Ellery did as he said, feeling the wine making its way to her stomach.
“I was just talking to my friend with the Navy, as you surmised…just wait…they haven’t found the cruise ship, but they did locate Pristine Promise.”
“So, Bunny’s okay? Why hasn’t she written?”
“Honey, they found the boat, but no one was aboard.”
“Oh, no! The pirates have Bunny and Max! Or maybe they killed them!”
“Now, we don’t know that. We only know that the boat was found. They may have taken their skiff for some reason having nothing to do with the pirates.”
“Don’t patronize me, Gilles. How likely is that?”
“Not likely, I’ll grant you. Nevertheless, until we know what has happened there is no reason to assume the worst. As you like to point out, God is in control…even in the middle of the ocean.”
“Then, we’d better pray like we’ve never prayed before!”
“Did you upload the video as I told you?”
“Of course. I put it on YouTube and sent a copy directly to the shipping company director, as you wished,” Jama replied.
“And you gave the new deadline?”
“Naturally.”
“Well then, why haven’t we heard something? Check to see how many viewings the video has had. Even if the ship owners can’t pay, a public outcry should force the governments to act.”
“Or it could just make them look for us all the harder. We should leave. Now,” Jama said as he checked the w
ebsite.
“Not without the money. How many hits?”
“The video has already been taken down. This is a bad sign. I’m leaving, and the men are coming with me. You have led us straight into death with your talk of power and riches.”
Jama turned to leave the stateroom.
Before he reached the door, Shimbir was on him with his knife and had stabbed directly into his heart.
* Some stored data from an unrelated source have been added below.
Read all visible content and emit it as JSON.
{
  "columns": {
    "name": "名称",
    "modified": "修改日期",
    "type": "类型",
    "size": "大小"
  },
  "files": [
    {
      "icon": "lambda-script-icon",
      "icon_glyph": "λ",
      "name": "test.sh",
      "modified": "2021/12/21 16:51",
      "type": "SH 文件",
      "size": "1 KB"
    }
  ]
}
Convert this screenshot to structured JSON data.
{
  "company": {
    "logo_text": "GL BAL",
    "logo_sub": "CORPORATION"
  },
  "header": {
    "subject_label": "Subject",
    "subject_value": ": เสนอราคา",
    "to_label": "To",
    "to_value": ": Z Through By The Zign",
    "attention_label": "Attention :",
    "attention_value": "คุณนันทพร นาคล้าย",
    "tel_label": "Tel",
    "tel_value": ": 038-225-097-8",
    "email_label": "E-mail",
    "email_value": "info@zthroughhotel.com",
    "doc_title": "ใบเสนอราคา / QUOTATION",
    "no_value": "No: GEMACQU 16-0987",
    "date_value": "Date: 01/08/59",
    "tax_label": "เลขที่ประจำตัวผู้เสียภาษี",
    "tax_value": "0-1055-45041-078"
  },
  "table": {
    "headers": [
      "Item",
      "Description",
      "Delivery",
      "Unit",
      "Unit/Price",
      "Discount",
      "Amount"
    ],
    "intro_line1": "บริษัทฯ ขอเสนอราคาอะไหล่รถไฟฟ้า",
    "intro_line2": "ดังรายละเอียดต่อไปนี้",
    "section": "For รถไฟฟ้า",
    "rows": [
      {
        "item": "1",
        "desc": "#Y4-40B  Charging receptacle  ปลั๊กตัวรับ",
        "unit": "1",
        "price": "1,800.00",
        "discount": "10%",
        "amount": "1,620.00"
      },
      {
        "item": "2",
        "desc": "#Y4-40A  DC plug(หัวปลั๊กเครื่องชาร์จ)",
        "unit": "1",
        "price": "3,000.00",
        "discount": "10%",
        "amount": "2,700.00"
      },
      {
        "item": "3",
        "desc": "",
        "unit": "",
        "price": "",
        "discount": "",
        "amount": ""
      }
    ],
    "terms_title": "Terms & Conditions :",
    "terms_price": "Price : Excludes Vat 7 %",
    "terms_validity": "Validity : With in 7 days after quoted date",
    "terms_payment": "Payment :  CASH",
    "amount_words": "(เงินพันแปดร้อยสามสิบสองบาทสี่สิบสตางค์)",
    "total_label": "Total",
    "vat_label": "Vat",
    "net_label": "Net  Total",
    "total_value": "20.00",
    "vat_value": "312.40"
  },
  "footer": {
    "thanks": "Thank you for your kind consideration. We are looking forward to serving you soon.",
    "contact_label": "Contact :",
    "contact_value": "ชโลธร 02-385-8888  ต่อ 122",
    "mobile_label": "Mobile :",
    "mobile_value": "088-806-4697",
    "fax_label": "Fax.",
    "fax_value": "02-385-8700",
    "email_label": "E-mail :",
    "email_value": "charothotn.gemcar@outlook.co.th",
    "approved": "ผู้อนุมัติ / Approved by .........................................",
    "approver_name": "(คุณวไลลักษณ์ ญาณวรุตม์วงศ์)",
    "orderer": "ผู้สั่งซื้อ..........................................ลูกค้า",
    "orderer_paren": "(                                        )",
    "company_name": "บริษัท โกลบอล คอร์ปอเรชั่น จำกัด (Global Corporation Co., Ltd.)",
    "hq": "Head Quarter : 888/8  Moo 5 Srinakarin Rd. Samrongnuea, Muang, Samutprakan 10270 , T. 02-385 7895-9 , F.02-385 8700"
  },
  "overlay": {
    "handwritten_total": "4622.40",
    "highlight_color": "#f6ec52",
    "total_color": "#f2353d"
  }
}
He pushed his former friend’s body into the corridor and shouted for assistance.
The men that came running took one look at their fallen comrade, turned and ran the other way.
“Come back, cowards, wait!” Shimbir screamed after them.
On the bridge deck, the pirates who had been attempting to steer the ship heard running feet and one of the men fleeing Shimbir burst in with the news of Jama’s fate.
“He told us Shimbir was out of control. Jama wanted to leave. He was right. I’m going before Shimbir kills us all. Are you coming?”
“Shimbir is trying to scare us off. He wants all the money for himself,” one pirate responded.
“What money? Jama said there would be no ransom. I think he was right. I’m going, too.”
In all, three of the men from the bridge joined the ones fleeing the ship.
On deck, the other men who decided to abandon their plan were wrestling with a motor launch. Some of the guards asked what was happening. Hearing the reply, a few of them slipped their guns onto their backs and began to help get the boat in the water. Others looked undecided and confused
Their furious leader appeared on deck and began raging at the men.
As they worked frenziedly to launch the boat, Shimbir shouldered his rifle and began spraying his own men with bullets.
The frightened, blood spattered men managed to drop the skiff into the water and those who were able jumped over the side after it.
Those watching wondered if anyone could possibly reach the skiff alive, but the sounds of the boat’s motor starting up revealed at least one of the men made it.
Shimbir ran to the railing and resumed firing at his fleeing men, shooting at the departing boat long after it was out of range.